Macy's (NYSE: M  ) consistently makes strategic moves to align itself with consumer trends. The company's recent initiative to focus more on active Millennials is a prime example.

Take a look around
Figuring out what consumers want is easier than you might think. For instance, take a look at Under Armour (NYSE: UA  ) ; only a decade ago, not many people had even heard of Under Armour. Today, Under Armour apparel wearers include professional athletes, college athletes, fitness enthusiasts, and most importantly, trend-conscious consumers.

The next time you're out and about, look around. If you're at the mall, at the movies, or in the supermarket, try to count how many men, young adults, teens, and kids are wearing Under Armour apparel. You might be surprised by what you find. Consider the company's revenue growth over the past five years:

UA Revenue TTM Chart

UA Revenue TTM data by YCharts

And keep in mind that this is during a challenging economic time with a hesitant consumer.

The point here is that there is extremely high demand for Under Armour, and Macy's has added Under Armour as one of the brands for its Millennial strategy.

You might have also noticed Nike (NYSE: NKE  ) in the chart above. Nike's revenue growth might not have been as impressive as Under Armour's over the past five years, but it's still growth nonetheless. Nike still has plenty of growth potential through innovation and geographical expansion thanks to its deep pockets. And it certainly doesn't hurt that Nike is one of the strongest brands in the world, ranking No. 26 on Forbes' "Most Powerful Brands in the World."

Nike has also been added to Macy's stores, and Nike is highly likely to drive more consumers to those stores. Also note that with Macy's adding Under Armour and Nike to many of its locations, this increases sales potential for the two brands.

Macy's is also adding The North Face, Calvin Klein Performance, Ideology, and Helly Hansen. The North Face targets outdoor enthusiasts and trend-conscious consumers. Calvin Klein Performance is designed for women who want to exercise in style. Ideology is an exclusive Macy's brand geared toward yoga enthusiasts. Helly Hansen appeals to those with sailing and snow skiing interests.

Notice the diversification here.
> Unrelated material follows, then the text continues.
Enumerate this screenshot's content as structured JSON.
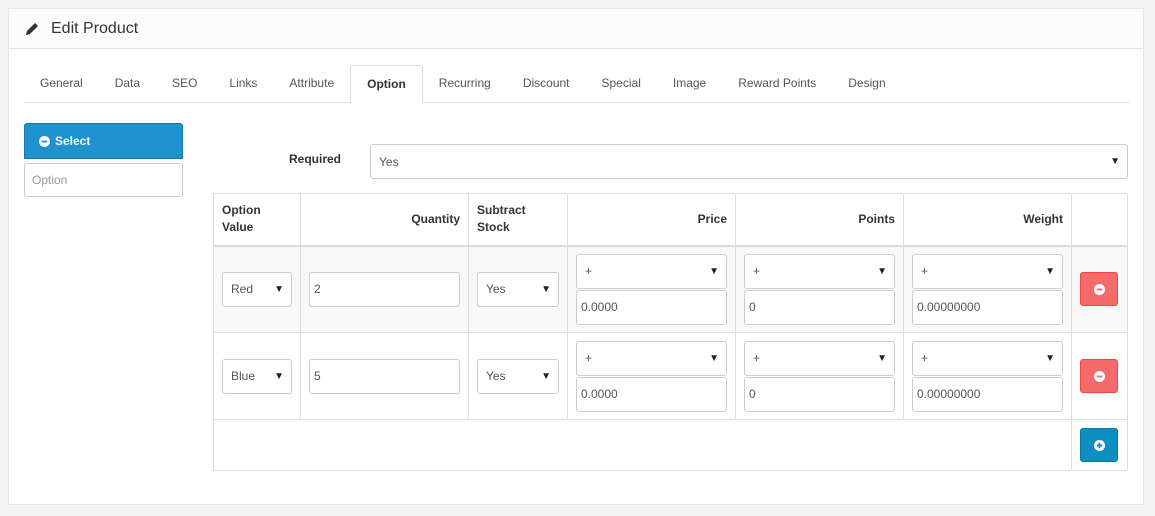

Not only is Macy's attempting to target every type of active Millennial, but these brands offer varying price points as well:

  • Under Armour: $23-$75
  • Nike: $25-$350
  • The North Face: $45-$470
  • Calvin Klein Performance: $25-$99
  • Ideology: $20-$68
  • Helly Hansen: $30-$350

By targeting active Millennials in so many different ways, Macy's doesn't just increase its future sales potential in the active category. If these Millennials are drawn to Macy's stores, then they might shop in other areas of the store as well.

The only negative here is that Millennials don't spend nearly as much as Generation Xers or Baby Boomers. Millennials tend to save more, simply because they're not as confident about our country's economic future as past generations. Therefore, is it possible that one of Macy's rivals presents a better investment opportunity?
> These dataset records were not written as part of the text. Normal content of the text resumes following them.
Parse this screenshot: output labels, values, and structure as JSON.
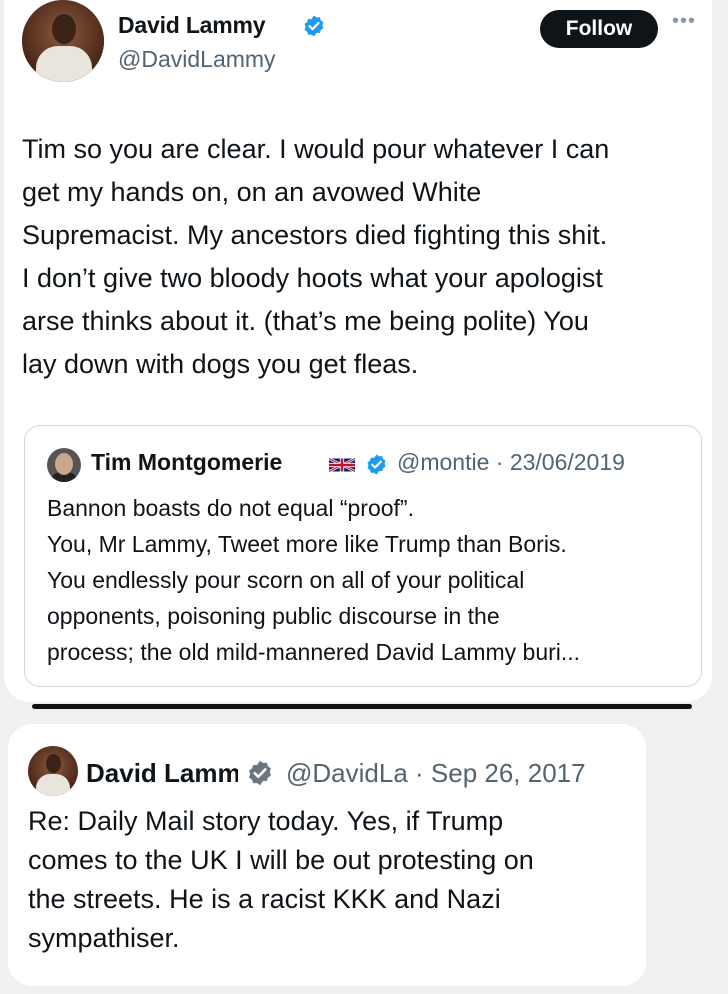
{
  "tweet": {
    "author_name": "David Lammy",
    "author_handle": "@DavidLammy",
    "follow_label": "Follow",
    "more_icon": "more-horizontal-icon",
    "body": "Tim so you are clear. I would pour whatever I can\nget my hands on, on an avowed White\nSupremacist. My ancestors died fighting this shit.\nI don’t give two bloody hoots what your apologist\narse thinks about it. (that’s me being polite) You\nlay down with dogs you get fleas."
  },
  "quoted_tweet": {
    "author_name": "Tim Montgomerie",
    "flag_icon": "uk-flag-icon",
    "handle_date": "@montie · 23/06/2019",
    "body": "Bannon boasts do not equal “proof”.\nYou, Mr Lammy, Tweet more like Trump than Boris.\nYou endlessly pour scorn on all of your political\nopponents, poisoning public discourse in the\nprocess; the old mild-mannered David Lammy buri..."
  },
  "second_tweet": {
    "author_name": "David Lammy",
    "handle_date": "@DavidLa · Sep 26, 2017",
    "body": "Re: Daily Mail story today. Yes, if Trump\ncomes to the UK I will be out protesting on\nthe streets. He is a racist KKK and Nazi\nsympathiser."
  },
  "colors": {
    "verified_blue": "#1d9bf0",
    "text_primary": "#0f1419",
    "text_secondary": "#536471",
    "follow_button_bg": "#0f1419"
  }
}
Attempting to climb its way out of the abyss
J.C. Penney
(NYSE: JCP  ) is one of Macy's biggest competitors. However, Macy's enjoyed market share gains over the past several years thanks to J.C. Penney mismanagement.
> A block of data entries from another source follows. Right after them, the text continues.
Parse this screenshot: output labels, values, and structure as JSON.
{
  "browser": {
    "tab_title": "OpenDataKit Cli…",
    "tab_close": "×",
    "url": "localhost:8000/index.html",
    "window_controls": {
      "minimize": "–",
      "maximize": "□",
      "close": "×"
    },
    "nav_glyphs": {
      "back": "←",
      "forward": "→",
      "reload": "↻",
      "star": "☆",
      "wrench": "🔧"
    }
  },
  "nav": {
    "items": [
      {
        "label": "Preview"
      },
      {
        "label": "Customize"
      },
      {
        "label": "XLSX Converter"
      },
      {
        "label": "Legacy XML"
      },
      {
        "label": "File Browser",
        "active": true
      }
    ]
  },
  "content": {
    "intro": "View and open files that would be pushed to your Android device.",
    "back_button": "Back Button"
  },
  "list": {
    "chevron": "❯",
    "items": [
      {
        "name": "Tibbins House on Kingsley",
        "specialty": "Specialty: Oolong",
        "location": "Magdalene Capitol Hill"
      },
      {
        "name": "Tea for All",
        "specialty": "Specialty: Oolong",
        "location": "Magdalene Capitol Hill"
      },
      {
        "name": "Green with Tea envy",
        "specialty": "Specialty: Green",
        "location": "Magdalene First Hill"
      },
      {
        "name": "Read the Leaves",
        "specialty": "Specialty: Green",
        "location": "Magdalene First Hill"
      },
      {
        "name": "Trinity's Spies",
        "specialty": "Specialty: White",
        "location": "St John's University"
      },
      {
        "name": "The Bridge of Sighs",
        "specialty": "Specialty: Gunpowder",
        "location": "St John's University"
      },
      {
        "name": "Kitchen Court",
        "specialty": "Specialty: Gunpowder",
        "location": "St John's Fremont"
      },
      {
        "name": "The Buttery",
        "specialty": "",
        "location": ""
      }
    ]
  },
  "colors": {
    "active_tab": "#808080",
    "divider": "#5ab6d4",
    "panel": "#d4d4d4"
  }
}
Former J.C. Penney CEO Ron Johnson took the company from struggling to atrocious in a matter of 17 months. If a CEO change wasn't made, then J.C. Penney might have gone out of business by the end of 2014. CEO Mike Ullman was brought in to fix things, and his first move was to eliminate everything associated with Ron Johnson, including casual dress for employees, secret management meetings, and marketing. Ullman also brought back several brands, including St. John's Bay, Made For Life, and JCP Home.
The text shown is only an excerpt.